Separation of sugars and aldonic acids from aromatic compounds and short-chain organic acids is a crucial issue in various biorefinery concepts based on wood or agricultural byproducts, which can be resolved by nanofiltration. Model solutions containing up to six compounds, representing major components of biomass hydrolysates, were used to investigate interactions between the individual chemical species, with particular emphasis on the negative retention of 5-hydroxymethylfurfural (HMF) and acetic acid (AcOH).

Various factors were found to explain the negative retention of these substances in binary and multicomponent mixtures. The presence of gluconic acid led to the negative retention of AcOH due to an additional electric potential. For HMF retention, the hydration shell formed during the solvation of magnesium sulfate was determined as the main influencing factor. For the first time, the obtained results provide a mechanistic explanation for the negative retention of biomass hydrolysates. In addition, a novel methodology based on a revised concept of retention to quantitatively describe such effects in binary mixtures is provided, which can be qualitatively applied to any biomass hydrolysate. Our results are expected to make nanofiltration for the separation of biomass hydrolysates more predictable, thereby facilitating process development.

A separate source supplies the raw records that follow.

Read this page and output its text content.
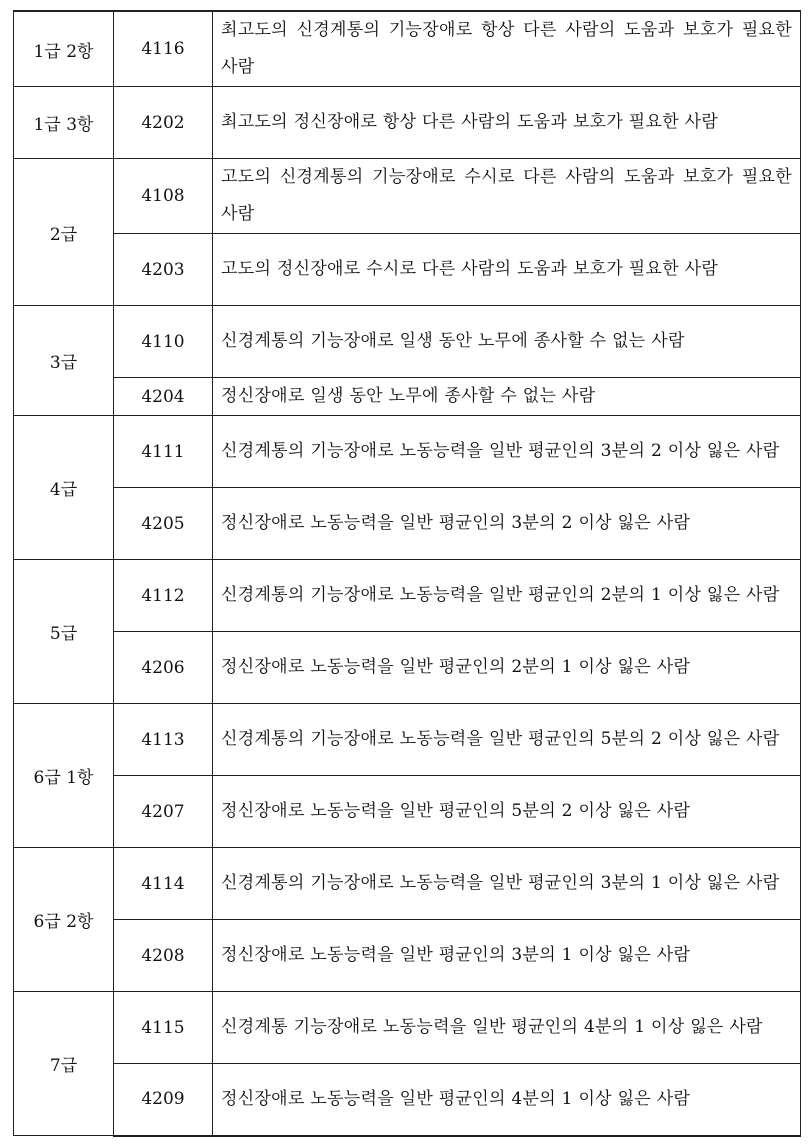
1급 2항	4116	최고도의 신경계통의 기능장애로 항상 다른 사람의 도움과 보호가 필요한 사람
1급 3항	4202	최고도의 정신장애로 항상 다른 사람의 도움과 보호가 필요한 사람
2급	4108	고도의 신경계통의 기능장애로 수시로 다른 사람의 도움과 보호가 필요한 사람
	4203	고도의 정신장애로 수시로 다른 사람의 도움과 보호가 필요한 사람
3급	4110	신경계통의 기능장애로 일생 동안 노무에 종사할 수 없는 사람
	4204	정신장애로 일생 동안 노무에 종사할 수 없는 사람
4급	4111	신경계통의 기능장애로 노동능력을 일반 평균인의 3분의 2 이상 잃은 사람
	4205	정신장애로 노동능력을 일반 평균인의 3분의 2 이상 잃은 사람
5급	4112	신경계통의 기능장애로 노동능력을 일반 평균인의 2분의 1 이상 잃은 사람
	4206	정신장애로 노동능력을 일반 평균인의 2분의 1 이상 잃은 사람
6급 1항	4113	신경계통의 기능장애로 노동능력을 일반 평균인의 5분의 2 이상 잃은 사람
	4207	정신장애로 노동능력을 일반 평균인의 5분의 2 이상 잃은 사람
6급 2항	4114	신경계통의 기능장애로 노동능력을 일반 평균인의 3분의 1 이상 잃은 사람
	4208	정신장애로 노동능력을 일반 평균인의 3분의 1 이상 잃은 사람
7급	4115	신경계통 기능장애로 노동능력을 일반 평균인의 4분의 1 이상 잃은 사람
	4209	정신장애로 노동능력을 일반 평균인의 4분의 1 이상 잃은 사람
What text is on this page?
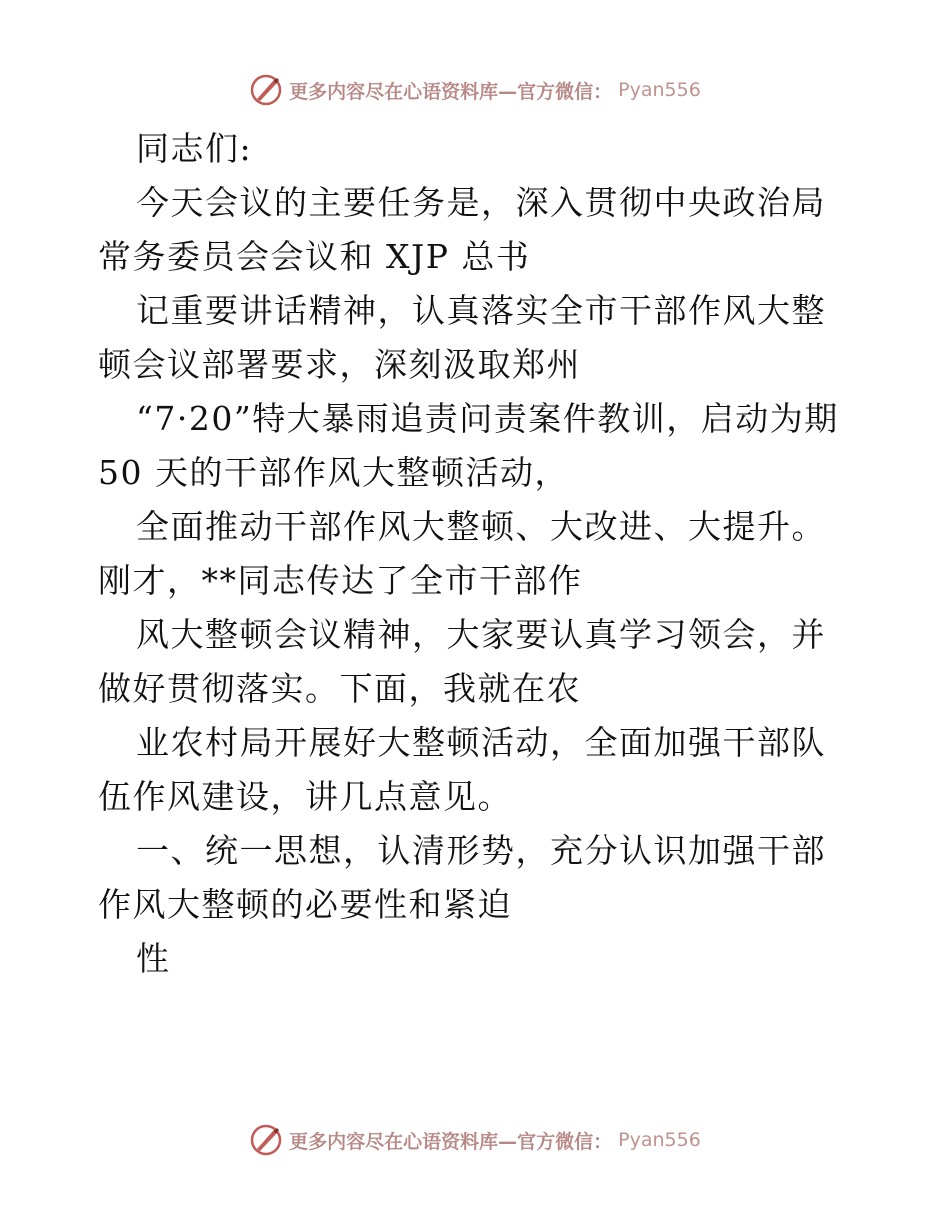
更多内容尽在心语资料库—官方微信： Pyan556

同志们:

今天会议的主要任务是，深入贯彻中央政治局常务委员会会议和 XJP 总书

记重要讲话精神，认真落实全市干部作风大整顿会议部署要求，深刻汲取郑州

“7·20”特大暴雨追责问责案件教训，启动为期 50 天的干部作风大整顿活动，

全面推动干部作风大整顿、大改进、大提升。刚才，**同志传达了全市干部作

风大整顿会议精神，大家要认真学习领会，并做好贯彻落实。下面，我就在农

业农村局开展好大整顿活动，全面加强干部队伍作风建设，讲几点意见。

一、统一思想，认清形势，充分认识加强干部作风大整顿的必要性和紧迫

性

更多内容尽在心语资料库—官方微信： Pyan556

糖和醛糖酸与芳香族化合物和短链有机酸的分离是基于木材或农业副产品的各种生物精炼概念中的关键问题，可以通过纳滤来解决。使用最多包含代表生物质水解产物主要成分的六种化合物的模型溶液来研究各个化学物种之间的相互作用，尤其着重于5-羟甲基糠醛（HMF）和乙酸（AcOH）的负保留。

发现各种因素可以解释这些物质在二元和多组分混合物中的负保留率。葡糖酸的存在由于附加电势而导致AcOH的负保留。对于HMF保留，确定在硫酸镁的溶剂化过程中形成的水​​合壳是主要影响因素。所获得的结果首次为生物质水解产物的负保留提供了机理解释。另外，提供了一种基于保留的修订概念的新颖方法，以定量描述二元混合物中的这种作用，该方法可以定性地应用于任何生物质水解产物。我们的结果有望使用于生物质水解物分离的纳滤更加可预测，从而促进工艺开发。